I was different from my friends, who all lived in families with a mom and dad and siblings. I lived with my grandmother and grandfather and my brother lived far away with his dad, my stepdaddy. My baby sister lived with her aunt and uncle and was raised as their daughter.

Those early formative years for me began the process of making me an introvert. I never felt truly loved or wanted. Not even after my mom came to get me to live with her and my new stepdaddy. We all lived in a house with my new grandparents. I missed my other grandparents and cried and cried when I was taken away.

Throughout my growing up years, I never felt as if I belonged anywhere. I was a square peg trying to fit into a round hole. When I lived with my grandma and grandpa after mom left, we had running water, a bathroom and bathtub. After mom took me away, we lived in a house that had a pump outside where we drew water into a bucket. We didn’t have a bathroom with a tub and toilet. The toilet was outside in a little wooden house.

This was a huge change in my life. But children adapt easily. Except for a little girl, whose imagination, created stories of better places, better things. Stories made while riding a horse made from a stick and galloping into fairy worlds beside the creek waters.

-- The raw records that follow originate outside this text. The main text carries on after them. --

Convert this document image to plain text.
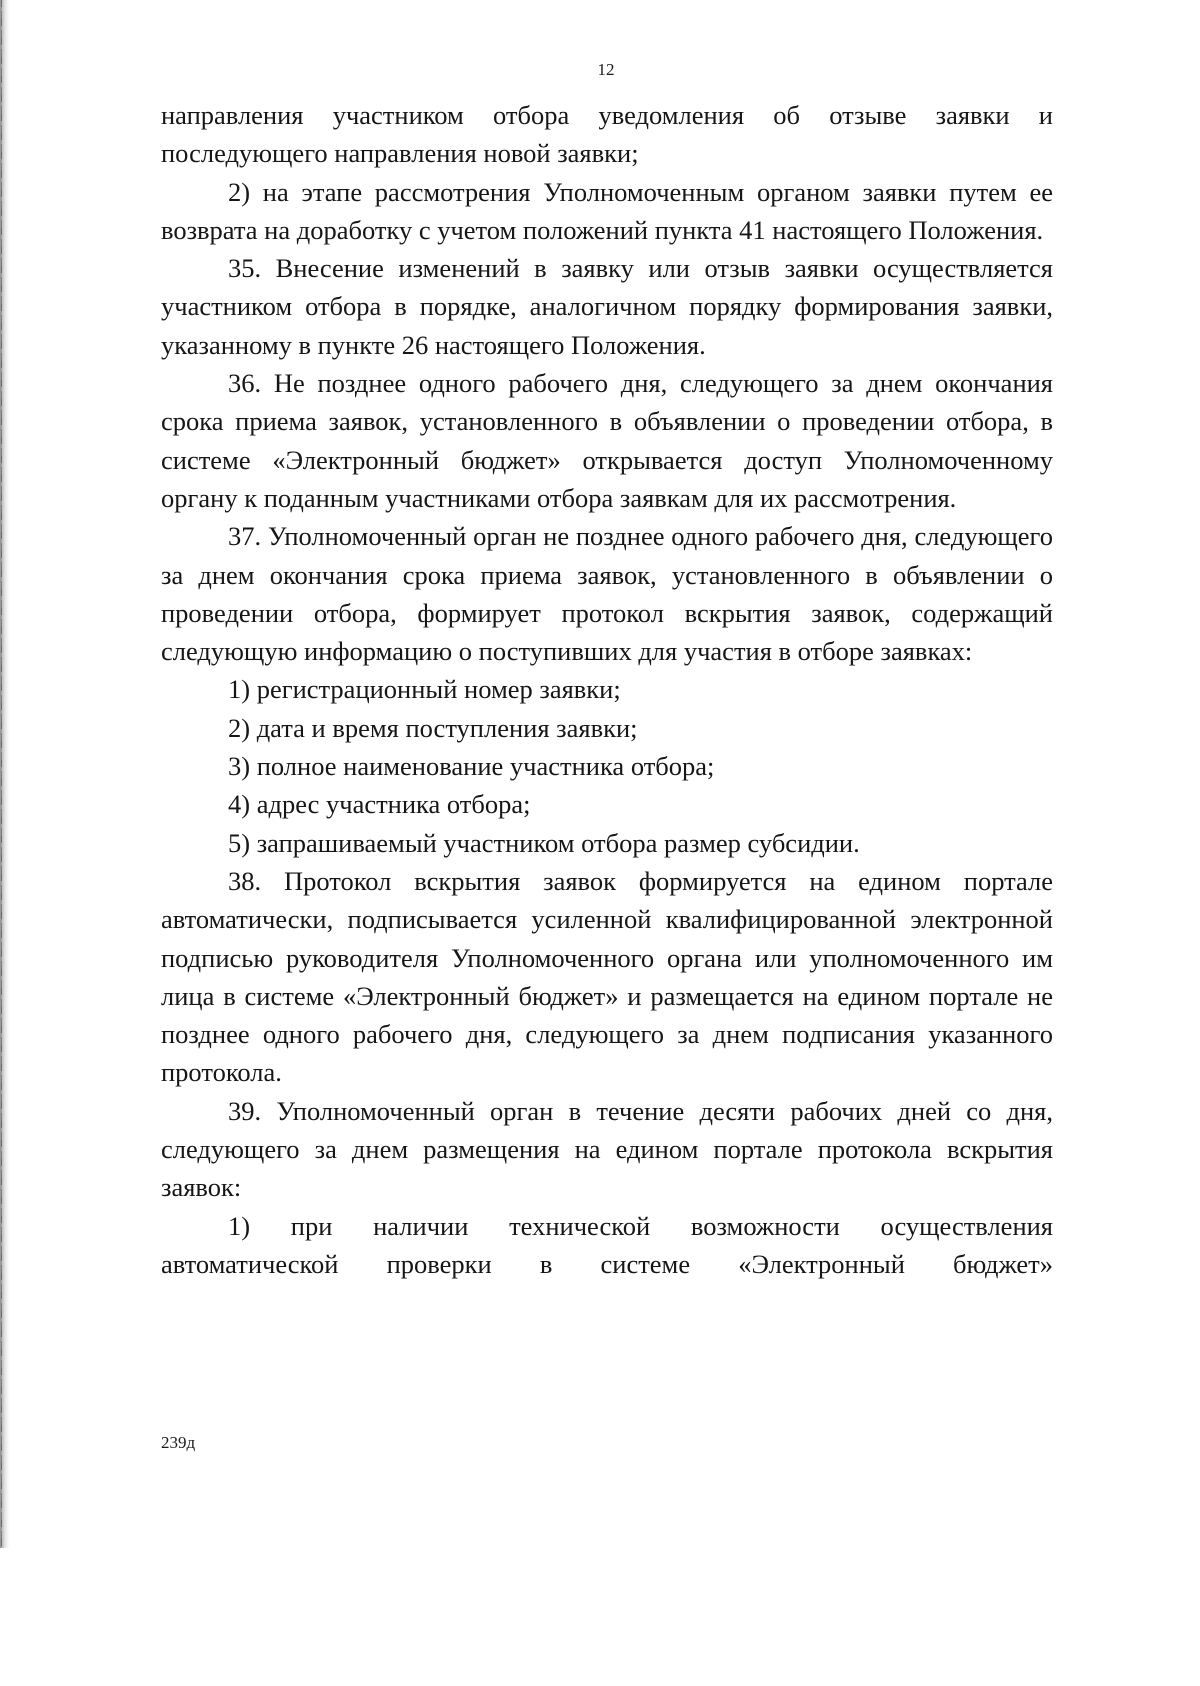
12

направления участником отбора уведомления об отзыве заявки и последующего направления новой заявки;

2) на этапе рассмотрения Уполномоченным органом заявки путем ее возврата на доработку с учетом положений пункта 41 настоящего Положения.

35. Внесение изменений в заявку или отзыв заявки осуществляется участником отбора в порядке, аналогичном порядку формирования заявки, указанному в пункте 26 настоящего Положения.

36. Не позднее одного рабочего дня, следующего за днем окончания срока приема заявок, установленного в объявлении о проведении отбора, в системе «Электронный бюджет» открывается доступ Уполномоченному органу к поданным участниками отбора заявкам для их рассмотрения.

37. Уполномоченный орган не позднее одного рабочего дня, следующего за днем окончания срока приема заявок, установленного в объявлении о проведении отбора, формирует протокол вскрытия заявок, содержащий следующую информацию о поступивших для участия в отборе заявках:

1) регистрационный номер заявки;

2) дата и время поступления заявки;

3) полное наименование участника отбора;

4) адрес участника отбора;

5) запрашиваемый участником отбора размер субсидии.

38. Протокол вскрытия заявок формируется на едином портале автоматически, подписывается усиленной квалифицированной электронной подписью руководителя Уполномоченного органа или уполномоченного им лица в системе «Электронный бюджет» и размещается на едином портале не позднее одного рабочего дня, следующего за днем подписания указанного протокола.

39. Уполномоченный орган в течение десяти рабочих дней со дня, следующего за днем размещения на едином портале протокола вскрытия заявок:

1) при наличии технической возможности осуществления автоматической проверки в системе «Электронный бюджет»

239д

This is the memoir I’m trying to capture for my family. The book I’m titling “The Child I Was.” The years they never knew me. I want them to understand what made me the woman I am today. So why did I begin this with the previous novels with heroines who had scarred childhoods? I think you can figure this out after reading the blog post. And also because in novels you don’t often find parents being a big part of the story. In many novels, the parents are deceased.

No one is perfect. We have children and do our best to raise them with good morals, hope, and lots of love. We make mistakes along the way because we are learning along with them, and our pasts help and hinder us.